A recent survey indicated that what young people today value most in relationships -- and what they miss in relationships -- is kindness. That’s not just true of personal relationships. It’s true of our society today in general.
In contemporary American society, there is precious little compassion and understanding. Instead, harsh words of criticism and malicious name-calling, including at the highest levels of government, seem to be the order of the day.
A number of years ago, novelist Henry James (1843-1916) observed, “Three things in human life are important: the first is to be kind; the second is to be kind; the third is to be kind.”
That was true a century ago. It is true today as well.
But if we are to talk about kindness, we must be clear about what it entails -- and what it does not entail. Let’s start with the latter:
- Kindness is not giving a student who has not earned an A an A on an exam or for a course simply because she or he would like to have an A.
- Kindness is not agreeing with everything that anyone says or does, regardless of how offensive or outrageous it is.
- Kindness is not being meek and mild.
- Kindness is not being totally spineless.
- Kindness is not something that we should extend only to those whom we like.
So then what is kindness? Kindness is -- but is not limited to -- the following:
- Treating all people with respect and dignity, including (some would say especially including) those with whom we disagree.
- Refraining from derogatory name calling.
- Reaching out to those with different life experiences than those we have had and who come from differing backgrounds, including racial and ethnic backgrounds.
- Doing our best to understand and increase our awareness of the fears and anxieties that others have.
- Rejoicing in the successes and accomplishment of others and sharing in the sorrow when all does not go well.
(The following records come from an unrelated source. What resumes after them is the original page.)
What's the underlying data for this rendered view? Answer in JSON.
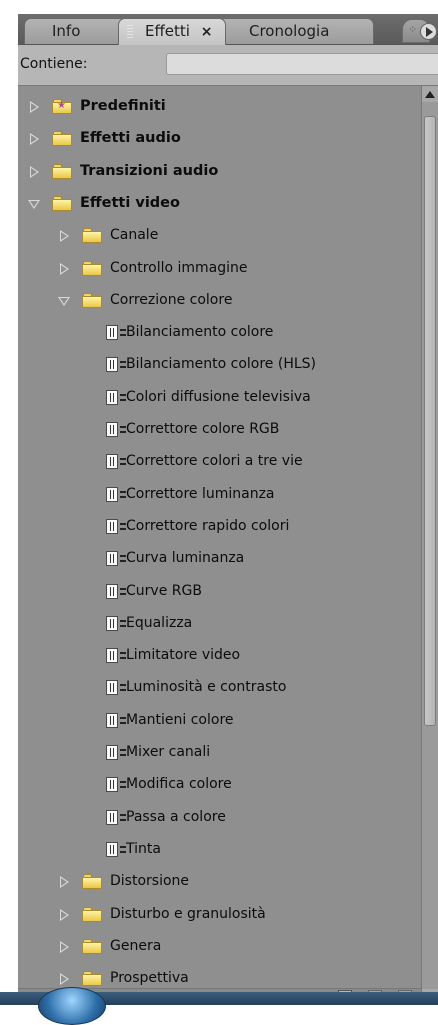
{
  "tabs": [
    {
      "label": "Info",
      "active": false
    },
    {
      "label": "Effetti",
      "active": true,
      "close": "×"
    },
    {
      "label": "Cronologia",
      "active": false
    }
  ],
  "search": {
    "label": "Contiene:",
    "value": ""
  },
  "tree": [
    {
      "label": "Predefiniti",
      "level": 0,
      "expander": "collapsed",
      "icon": "star-folder-icon",
      "bold": true
    },
    {
      "label": "Effetti audio",
      "level": 0,
      "expander": "collapsed",
      "icon": "folder-icon",
      "bold": true
    },
    {
      "label": "Transizioni audio",
      "level": 0,
      "expander": "collapsed",
      "icon": "folder-icon",
      "bold": true
    },
    {
      "label": "Effetti video",
      "level": 0,
      "expander": "expanded",
      "icon": "folder-icon",
      "bold": true
    },
    {
      "label": "Canale",
      "level": 1,
      "expander": "collapsed",
      "icon": "folder-icon"
    },
    {
      "label": "Controllo immagine",
      "level": 1,
      "expander": "collapsed",
      "icon": "folder-icon"
    },
    {
      "label": "Correzione colore",
      "level": 1,
      "expander": "expanded",
      "icon": "folder-icon"
    },
    {
      "label": "Bilanciamento colore",
      "level": 2,
      "icon": "effect-icon"
    },
    {
      "label": "Bilanciamento colore (HLS)",
      "level": 2,
      "icon": "effect-icon"
    },
    {
      "label": "Colori diffusione televisiva",
      "level": 2,
      "icon": "effect-icon"
    },
    {
      "label": "Correttore colore RGB",
      "level": 2,
      "icon": "effect-icon"
    },
    {
      "label": "Correttore colori a tre vie",
      "level": 2,
      "icon": "effect-icon"
    },
    {
      "label": "Correttore luminanza",
      "level": 2,
      "icon": "effect-icon"
    },
    {
      "label": "Correttore rapido colori",
      "level": 2,
      "icon": "effect-icon"
    },
    {
      "label": "Curva luminanza",
      "level": 2,
      "icon": "effect-icon"
    },
    {
      "label": "Curve RGB",
      "level": 2,
      "icon": "effect-icon"
    },
    {
      "label": "Equalizza",
      "level": 2,
      "icon": "effect-icon"
    },
    {
      "label": "Limitatore video",
      "level": 2,
      "icon": "effect-icon"
    },
    {
      "label": "Luminosità e contrasto",
      "level": 2,
      "icon": "effect-icon"
    },
    {
      "label": "Mantieni colore",
      "level": 2,
      "icon": "effect-icon"
    },
    {
      "label": "Mixer canali",
      "level": 2,
      "icon": "effect-icon"
    },
    {
      "label": "Modifica colore",
      "level": 2,
      "icon": "effect-icon"
    },
    {
      "label": "Passa a colore",
      "level": 2,
      "icon": "effect-icon"
    },
    {
      "label": "Tinta",
      "level": 2,
      "icon": "effect-icon"
    },
    {
      "label": "Distorsione",
      "level": 1,
      "expander": "collapsed",
      "icon": "folder-icon"
    },
    {
      "label": "Disturbo e granulosità",
      "level": 1,
      "expander": "collapsed",
      "icon": "folder-icon"
    },
    {
      "label": "Genera",
      "level": 1,
      "expander": "collapsed",
      "icon": "folder-icon"
    },
    {
      "label": "Prospettiva",
      "level": 1,
      "expander": "collapsed",
      "icon": "folder-icon"
    }
  ],
  "colors": {
    "panel_bg": "#8f8f8f",
    "tab_active": "#d0d0d0",
    "folder": "#f1d76a",
    "text": "#0c0c0c"
  }
}
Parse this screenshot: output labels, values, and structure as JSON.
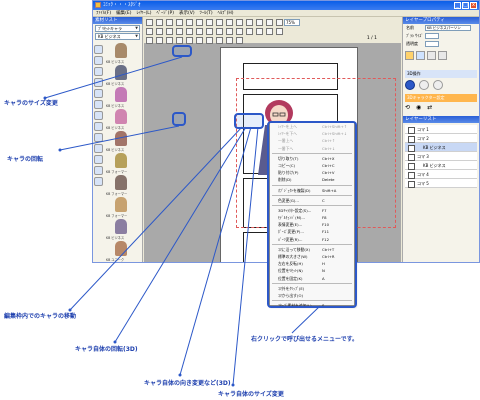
{
  "app": {
    "title": "ｺﾐｯｸ・・・ｽﾀｼﾞｵ",
    "menu": [
      "ﾌｧｲﾙ(F)",
      "編集(E)",
      "ﾚｲﾔｰ(L)",
      "ﾍﾟｰｼﾞ(P)",
      "表示(V)",
      "ﾂｰﾙ(T)",
      "ﾍﾙﾌﾟ(H)"
    ]
  },
  "left_panel": {
    "header": "素材リスト",
    "dropdown_1": "ﾌﾟﾘｾｯﾄキャラ",
    "dropdown_2": "KB ビジネス",
    "characters": [
      "KB ビジネス",
      "KB ビジネス",
      "KB ビジネス",
      "KB ビジネス",
      "KB ビジネス",
      "KB フォーマー",
      "KB フォーマー",
      "KB フォーマー",
      "KB ビジネス",
      "KB ユニーク"
    ]
  },
  "toolbar": {
    "zoom": "75%",
    "page_count": "1 / 1"
  },
  "right_panel": {
    "header": "レイヤープロパティ",
    "name_label": "名前",
    "name_value": "KB ビジネスパーソン",
    "row2_label": "ﾌﾞﾗｼ ｻｲｽﾞ",
    "row3_label": "透明度",
    "section_3d": "3D操作",
    "char_setting": "3Dキャラクター設定",
    "layer_list_header": "レイヤーリスト",
    "layers": [
      "コマ 1",
      "コマ 2",
      "KB ビジネス",
      "コマ 3",
      "KB ビジネス",
      "コマ 4",
      "コマ 5"
    ]
  },
  "context_menu": {
    "items": [
      {
        "label": "ﾚｲﾔｰを上へ",
        "shortcut": "Ctrl+Shift+↑",
        "disabled": true
      },
      {
        "label": "ﾚｲﾔｰを下へ",
        "shortcut": "Ctrl+Shift+↓",
        "disabled": true
      },
      {
        "label": "一番上へ",
        "shortcut": "Ctrl+↑",
        "disabled": true
      },
      {
        "label": "一番下へ",
        "shortcut": "Ctrl+↓",
        "disabled": true
      },
      {
        "sep": true
      },
      {
        "label": "切り取り(T)",
        "shortcut": "Ctrl+X"
      },
      {
        "label": "コピー(C)",
        "shortcut": "Ctrl+C"
      },
      {
        "label": "貼り付け(P)",
        "shortcut": "Ctrl+V"
      },
      {
        "label": "削除(D)",
        "shortcut": "Delete"
      },
      {
        "sep": true
      },
      {
        "label": "ｵﾌﾞｼﾞｪｸﾄを複製(D)",
        "shortcut": "Shift+A"
      },
      {
        "sep": true
      },
      {
        "label": "色変更(G)...",
        "shortcut": "C"
      },
      {
        "sep": true
      },
      {
        "label": "3Dｷｬﾗｸﾀｰ設定(S)...",
        "shortcut": "F7"
      },
      {
        "label": "ﾓﾃﾞﾙﾁｪﾝｼﾞ(M)...",
        "shortcut": "F8"
      },
      {
        "label": "表情変更(E)...",
        "shortcut": "F10"
      },
      {
        "label": "ﾎﾟｰｽﾞ変更(P)...",
        "shortcut": "F11"
      },
      {
        "label": "ﾊﾟｰﾂ変更(R)...",
        "shortcut": "F12"
      },
      {
        "sep": true
      },
      {
        "label": "ｺﾏに沿って移動(X)",
        "shortcut": "Ctrl+T"
      },
      {
        "label": "標準の大きさ(W)",
        "shortcut": "Ctrl+R"
      },
      {
        "label": "左右を反転(H)",
        "shortcut": "H"
      },
      {
        "label": "位置をﾘｾｯﾄ(N)",
        "shortcut": "N"
      },
      {
        "label": "位置を固定(K)",
        "shortcut": "A"
      },
      {
        "sep": true
      },
      {
        "label": "ｺﾏ外をｸﾘｯﾌﾟ(E)",
        "shortcut": ""
      },
      {
        "label": "ｺﾏから出す(O)",
        "shortcut": ""
      },
      {
        "sep": true
      },
      {
        "label": "ｽﾀｯﾌﾟ素材を追加(L)...",
        "shortcut": "S"
      }
    ]
  },
  "annotations": {
    "size": "キャラのサイズ変更",
    "rotate": "キャラの回転",
    "move": "編集枠内でのキャラの移動",
    "rotate3d": "キャラ自体の回転(3D)",
    "orient3d": "キャラ自体の向き変更など(3D)",
    "resize_char": "キャラ自体のサイズ変更",
    "menu": "右クリックで呼び出せるメニューです。"
  },
  "colors": {
    "annotation": "#1d3fae",
    "highlight": "#2c58c8"
  }
}
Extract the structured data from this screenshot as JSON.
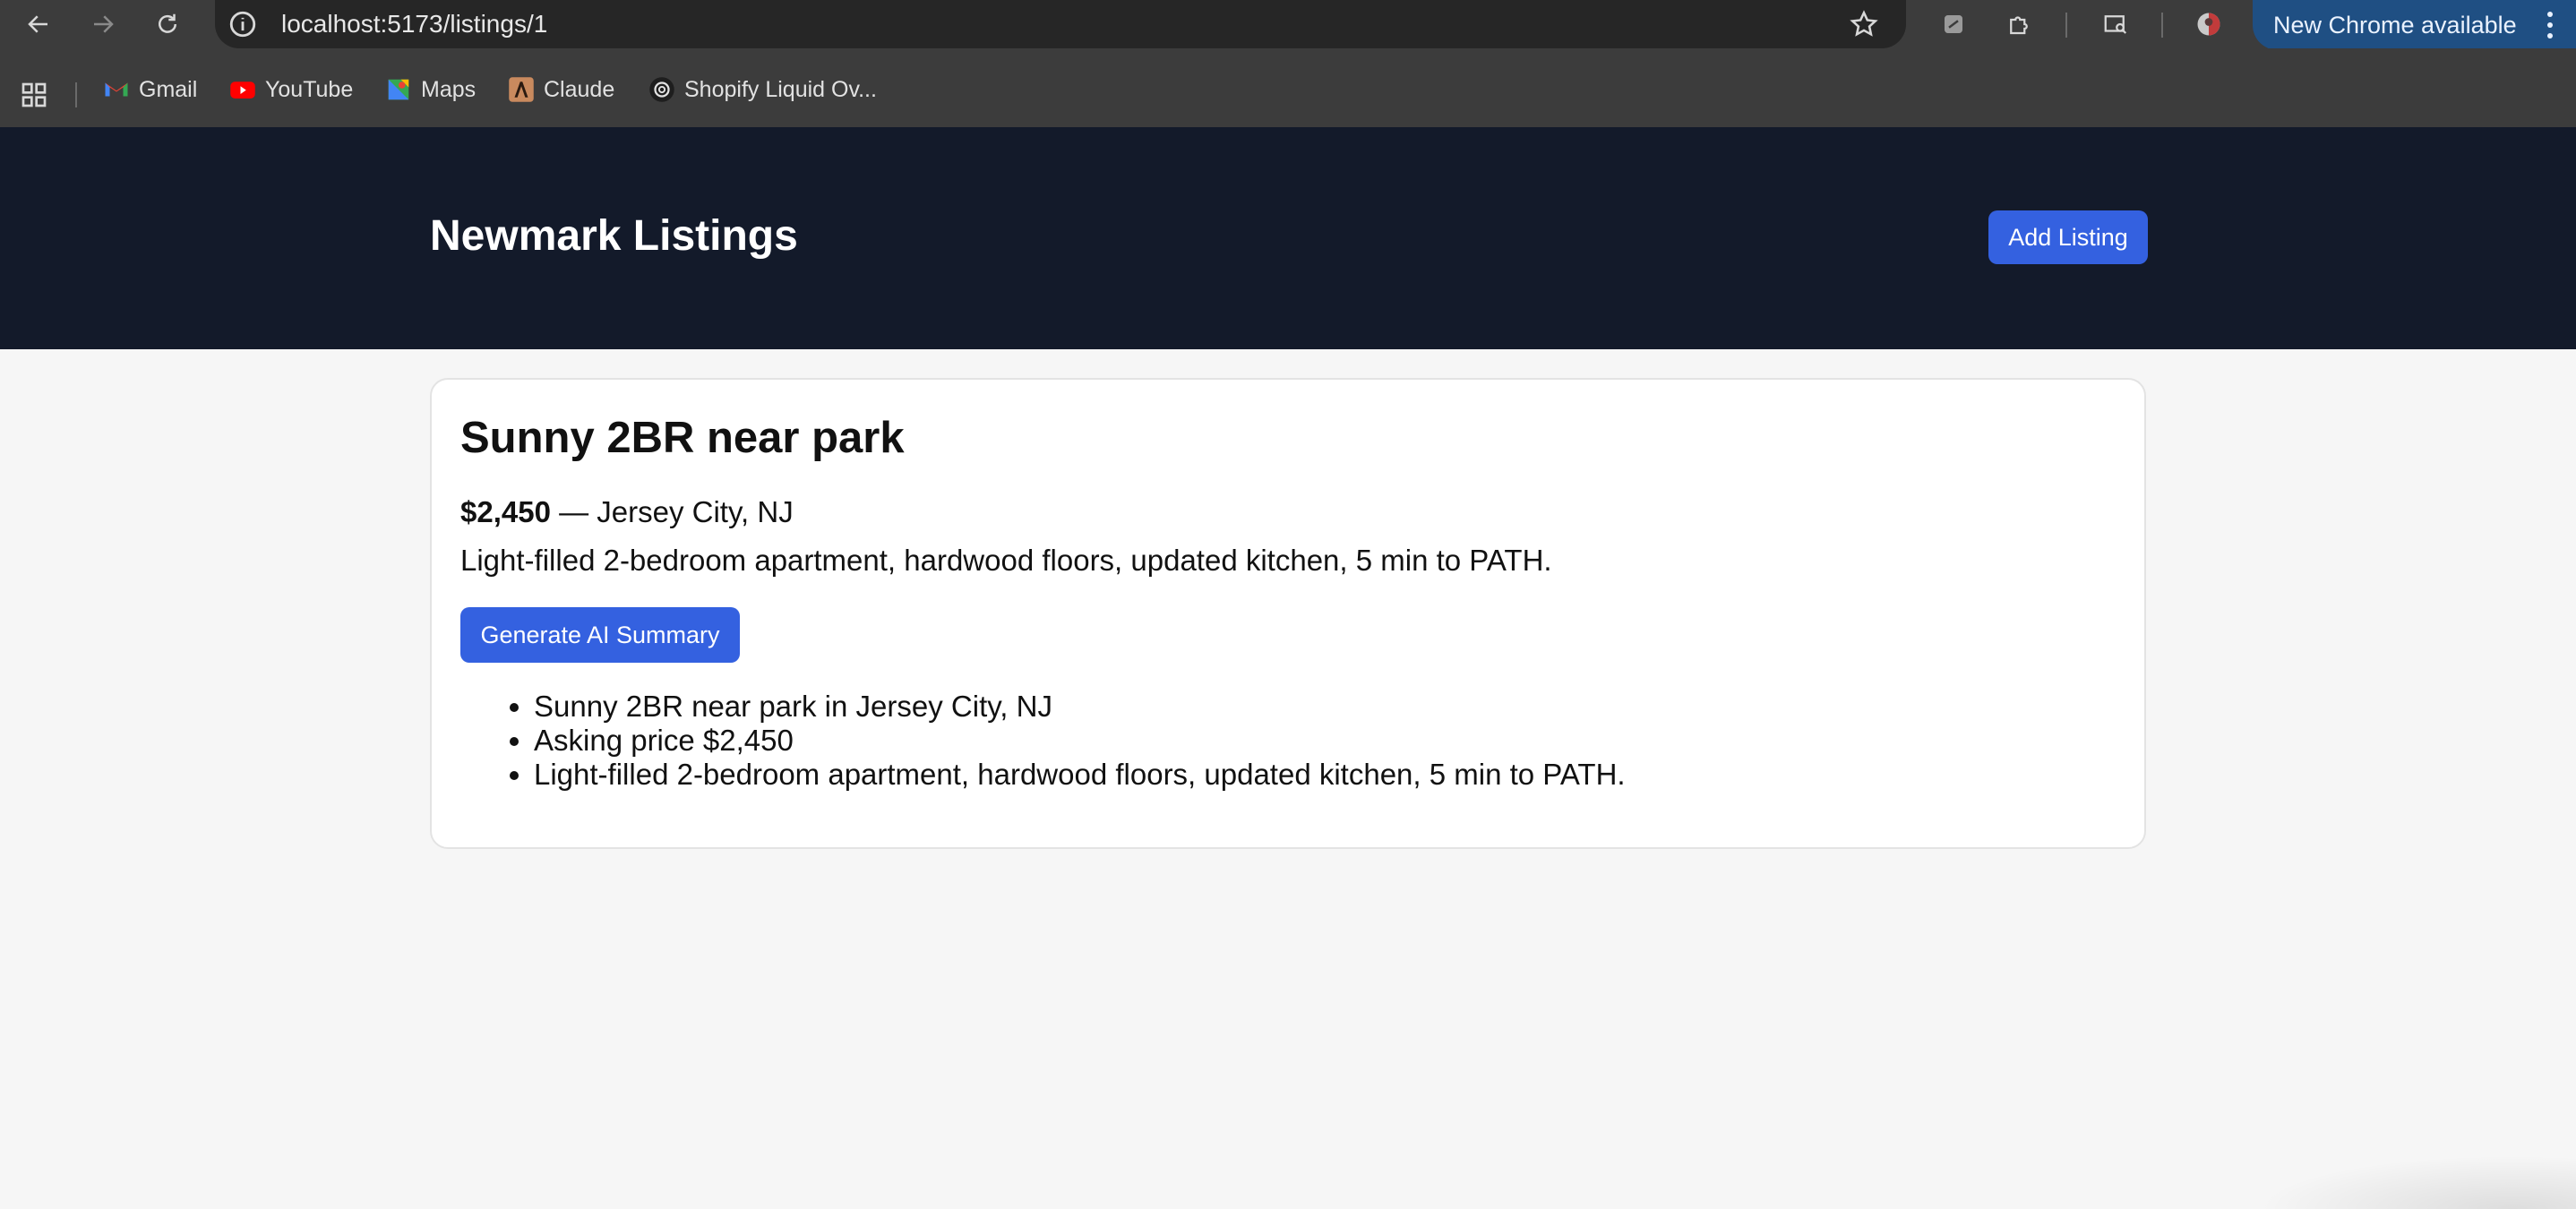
{
  "browser": {
    "url": "localhost:5173/listings/1",
    "update_label": "New Chrome available",
    "icons": {
      "back": "arrow-left-icon",
      "forward": "arrow-right-icon",
      "reload": "reload-icon",
      "site_info": "info-icon",
      "bookmark_star": "star-icon",
      "extension_1": "extension-icon",
      "extensions": "puzzle-icon",
      "tab_search": "tab-search-icon",
      "profile": "avatar-icon",
      "menu": "kebab-menu-icon"
    }
  },
  "bookmarks": {
    "apps_icon": "grid-icon",
    "items": [
      {
        "label": "Gmail",
        "icon": "gmail-icon"
      },
      {
        "label": "YouTube",
        "icon": "youtube-icon"
      },
      {
        "label": "Maps",
        "icon": "maps-icon"
      },
      {
        "label": "Claude",
        "icon": "claude-icon"
      },
      {
        "label": "Shopify Liquid Ov...",
        "icon": "openai-icon"
      }
    ]
  },
  "header": {
    "title": "Newmark Listings",
    "add_button": "Add Listing"
  },
  "listing": {
    "title": "Sunny 2BR near park",
    "price": "$2,450",
    "location_sep": " — Jersey City, NJ",
    "description": "Light-filled 2-bedroom apartment, hardwood floors, updated kitchen, 5 min to PATH.",
    "generate_button": "Generate AI Summary",
    "summary": [
      "Sunny 2BR near park in Jersey City, NJ",
      "Asking price $2,450",
      "Light-filled 2-bedroom apartment, hardwood floors, updated kitchen, 5 min to PATH."
    ]
  },
  "colors": {
    "header_bg": "#131a2a",
    "accent": "#3461e0",
    "page_bg": "#f6f6f6",
    "chrome_bg": "#3c3c3c",
    "update_pill": "#1f4f83"
  }
}
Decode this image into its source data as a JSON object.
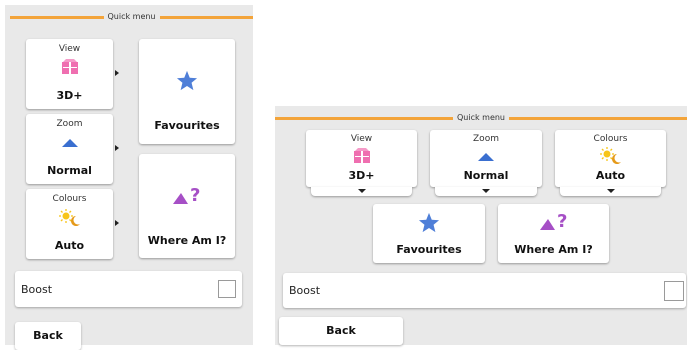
{
  "left_screen": {
    "header": "Quick menu",
    "tiles": [
      {
        "title": "View",
        "value": "3D+"
      },
      {
        "title": "Zoom",
        "value": "Normal"
      },
      {
        "title": "Colours",
        "value": "Auto"
      }
    ],
    "favourites_label": "Favourites",
    "where_am_i_label": "Where Am I?",
    "boost_label": "Boost",
    "back_label": "Back"
  },
  "right_screen": {
    "header": "Quick menu",
    "tiles": [
      {
        "title": "View",
        "value": "3D+"
      },
      {
        "title": "Zoom",
        "value": "Normal"
      },
      {
        "title": "Colours",
        "value": "Auto"
      }
    ],
    "favourites_label": "Favourites",
    "where_am_i_label": "Where Am I?",
    "boost_label": "Boost",
    "back_label": "Back"
  },
  "icons": {
    "view": "3d-buildings-icon",
    "zoom": "zoom-chevron-icon",
    "colours": "day-night-icon",
    "favourites": "star-icon",
    "where_am_i": "location-question-icon"
  },
  "colors": {
    "accent_line": "#f3a43a",
    "view_icon": "#ef6fb0",
    "zoom_icon": "#3a6fd0",
    "star_icon": "#4f7fd8",
    "where_icon": "#a64fc6",
    "sun_icon": "#f7c51a",
    "moon_icon": "#e59a1a"
  }
}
- Within the limits of what we are capable of doing, responding to the needs and concerns of those whose lives intersect with our lives, including our distant and near neighbors.
You have free articles remaining.
So why should we live lives of kindness? There are two compelling reasons for so doing. One reason is that the quality of life experienced by others will be improved if we treat them with kindness. The other reason is that our own lives will be enriched in the process, for as noted in that beautiful old prayer attributed to St. Francis, it is in giving that we receive.
As we are reminded by traditional Roman Catholic theology, which is rich in so many ways, we were created to live and participate in community. It is by living and participating in community that we grow and develop as persons and experience a greater measure of the fullness of life.
The third of the three traditional virtues -- faith, hope and charity -- is often misunderstood. Charity is not simply giving money to the poor, though there is something to be said for helping those in need. Rather, the true meaning of charity encompasses far more than that.
Charity involves treating others in a charitable manner, which includes putting the most charitable construction on all that they do. This doesn’t mean agreeing with everything that others do. In this very imperfect society in which we live, there are people who do some pretty terrible things.
But it does involve, as was noted in a previous column, seeing the person behind the faults, even as we in certain cases intervene to prevent misguided individuals from hurting other people. And in all cases, it involves treating others with kindness.
Don’t you want to be treated with kindness, with compassion and understanding? Don’t you want to be treated in a charitable manner, with others putting the best construction on what you say and do? Don’t we all?
A wise teacher of ethics once advised, “Do unto others as you would have others do unto you.”